Si vous n’avez pas fait de contrat de mariage, alors vous êtes automatiquement mariés sous le régime de la communauté de biens réduite aux acquêts. Concrètement, tout ce qui vous appartenait avant le mariage vous restera propre et les biens dont vous hériterez ou qu’on vous donnera vous seront propres. En revanche, tout ce que vous acquerrez après le mariage, même seul, appartiendra à la communauté. Le régime matrimonial de la communauté de biens réduite aux acquêts semble, en apparence, être simple, mais c’est bien souvent lors de la dissolution de la communauté (décès, divorce, etc.) que l’on se trouve devant le fait accompli et face à des surprises que l’on n’avait pas, par définition, anticipées…
En voici quelques exemples :
Si vous achetez, pendant votre mariage, un bien avec des sommes qui vous sont propres, alors ce bien sera commun. Cependant, la communauté vous devra une « récompense » pour vous dédommager de cet investissement (récompense qui sera payée au jour de la dissolution de la communauté). Cela dit, cette indemnité peut n’être qu’une maigre consolation si votre but était d’être directement propriétaire du bien en question, notamment pour pouvoir le gérer à votre guise… en effet, la vente d’un bien commun, par exemple, nécessite l’accord du conjoint. Cela étant, tout n’est pas perdu : une solution existe pour vous permettre d’être seul propriétaire de ce bien : la déclaration de remploi. Dans l’acte d’acquisition dudit bien : 1/ vous déclarez que les fonds utilisés pour payer le prix sont propres et pour quelle raison (parce qu’un parent vous les a donnés par exemple) et, 2/ vous précisez que ce bien est acquis à titre de remploi et qu’il constituera un propre pour vous.
Si vous investissez ces fonds sur un contrat déjà ouvert (pour des raisons fiscales par exemple) et déjà commun, alors sachez que ce contrat va rester commun. On ne peut pas en changer la nature pour le transformer en bien propre, et vous n’aurez droit qu’à une récompense.

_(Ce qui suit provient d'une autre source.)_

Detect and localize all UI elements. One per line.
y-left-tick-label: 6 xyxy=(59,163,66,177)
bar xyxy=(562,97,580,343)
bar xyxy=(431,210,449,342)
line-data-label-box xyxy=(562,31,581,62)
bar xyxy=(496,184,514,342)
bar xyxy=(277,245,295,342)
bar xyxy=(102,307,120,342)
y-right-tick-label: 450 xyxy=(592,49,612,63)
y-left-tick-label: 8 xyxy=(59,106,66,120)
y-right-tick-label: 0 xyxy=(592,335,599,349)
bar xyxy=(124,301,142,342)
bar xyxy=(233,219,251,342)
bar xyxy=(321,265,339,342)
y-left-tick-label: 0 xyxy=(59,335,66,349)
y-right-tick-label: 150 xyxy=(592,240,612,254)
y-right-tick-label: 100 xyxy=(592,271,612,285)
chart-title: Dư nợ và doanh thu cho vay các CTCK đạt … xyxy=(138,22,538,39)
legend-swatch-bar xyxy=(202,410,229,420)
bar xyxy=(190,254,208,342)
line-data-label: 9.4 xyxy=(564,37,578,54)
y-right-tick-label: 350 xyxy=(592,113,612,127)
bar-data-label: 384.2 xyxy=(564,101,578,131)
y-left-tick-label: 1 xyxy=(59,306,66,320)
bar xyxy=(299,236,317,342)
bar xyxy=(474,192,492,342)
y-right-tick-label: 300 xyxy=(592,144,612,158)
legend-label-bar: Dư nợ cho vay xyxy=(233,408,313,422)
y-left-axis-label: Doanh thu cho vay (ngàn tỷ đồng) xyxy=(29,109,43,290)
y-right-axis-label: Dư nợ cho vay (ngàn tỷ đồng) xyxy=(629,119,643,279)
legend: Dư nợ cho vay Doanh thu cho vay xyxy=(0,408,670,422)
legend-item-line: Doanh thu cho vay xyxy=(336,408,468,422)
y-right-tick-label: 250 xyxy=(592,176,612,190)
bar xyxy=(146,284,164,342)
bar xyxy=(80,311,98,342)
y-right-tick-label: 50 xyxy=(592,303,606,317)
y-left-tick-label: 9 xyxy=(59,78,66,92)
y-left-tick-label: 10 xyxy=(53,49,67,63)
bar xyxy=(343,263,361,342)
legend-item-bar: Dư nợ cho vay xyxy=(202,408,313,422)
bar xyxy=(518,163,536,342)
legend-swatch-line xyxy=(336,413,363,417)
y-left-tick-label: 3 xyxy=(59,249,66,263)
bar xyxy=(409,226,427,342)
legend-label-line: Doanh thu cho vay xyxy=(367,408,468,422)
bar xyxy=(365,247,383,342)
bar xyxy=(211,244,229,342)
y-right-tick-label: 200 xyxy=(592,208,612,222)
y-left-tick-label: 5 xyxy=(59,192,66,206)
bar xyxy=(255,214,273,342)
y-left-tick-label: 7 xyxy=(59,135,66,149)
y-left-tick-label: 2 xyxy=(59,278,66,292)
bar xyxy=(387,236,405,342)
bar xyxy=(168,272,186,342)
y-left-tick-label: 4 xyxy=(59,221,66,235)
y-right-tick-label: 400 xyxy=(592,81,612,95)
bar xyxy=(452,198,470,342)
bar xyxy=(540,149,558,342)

Donc avant d’investir vos deniers propres sur un contrat d’assurance-vie, il est impératif que vous vous posiez la question de savoir si ce contrat doit constituer un propre pour vous, ou s’il n’est pas dérangeant qu’il soit commun.
Si vous avez acquis avant votre mariage un terrain ou que celui-ci vous a été donné, et que vous avez fait construire dessus un immeuble, votre résidence principale par exemple, après le mariage. Le terrain est un bien propre et les travaux de construction ont été réalisés et payés après le mariage. On pourrait donc penser que l’immeuble est commun. En réalité, la construction suit le même régime que le terrain. L’immeuble sera donc également un bien propre. Cependant, puisqu’il a été construit et payé après le mariage, vous devrez, en cas de divorce ou de décès, dédommager la communauté pour avoir payé les travaux.
L’immeuble construit peut être donné en location. Des précisions sont alors à apporter. En effet, tout ce que les époux gagnent pendant le mariage est commun (les « gains et salaires »), donc même si un seul a des revenus, sa rémunération appartient également à l’autre. De la même façon, tout ce que génère un bien propre dépend de la communauté, par exemple les loyers versés par le locataire d’un appartement propre à un époux ou encore les dividendes perçus dans une société dont les parts sont propres. On parle de « fruits et revenus de bien propre ».
Dans notre exemple, imaginons que vous remboursiez le prêt ayant servi à payer les travaux de l’immeuble grâce aux loyers que vous percevez : vous pourrez légitimement considérer que l’immeuble vous appartient, ce qui est vrai car le terrain étant propre l’immeuble l’est également, mais vous avez remboursé le prêt avec des fonds communs et vous devrez verser une récompense à la communauté…
C’est souvent au moment du divorce ou au décès d’un des époux, donc après coup, que l’on prend conscience de ces notions de récompenses ou de remploi. Ainsi, la conclusion d’un contrat de mariage permet très souvent d’éviter ce genre de désagréments, puisque le principe-même de ce contrat est de fixer les choses à l’avance en permettant à chacun de décider et de savoir, dès l’origine, qui sera propriétaire de quoi et dans quelles conditions. L’avantage est donc que l’on sait en principe à quoi s’attendre. Par ailleurs, le contrat de mariage ne se limite pas à la séparation de biens et il est tout à fait possible de prévoir une communauté dont on aménage les contours. Si vous n’avez pas conclu de contrat de mariage avant de vous marier et que le régime légal ne vous correspond plus, vous pouvez, sous conditions, changer de régime matrimonial pour l’adapter à vos changements de situations familiale (naissance ou décès d’un enfant, séparation de fait, adoption…), professionnelle (changement d’emploi, installation « à son compte », retraite…), financière (donations, successions, gains de jeux, chômage…), ou autres, qui interviennent inéluctablement au cours du mariage.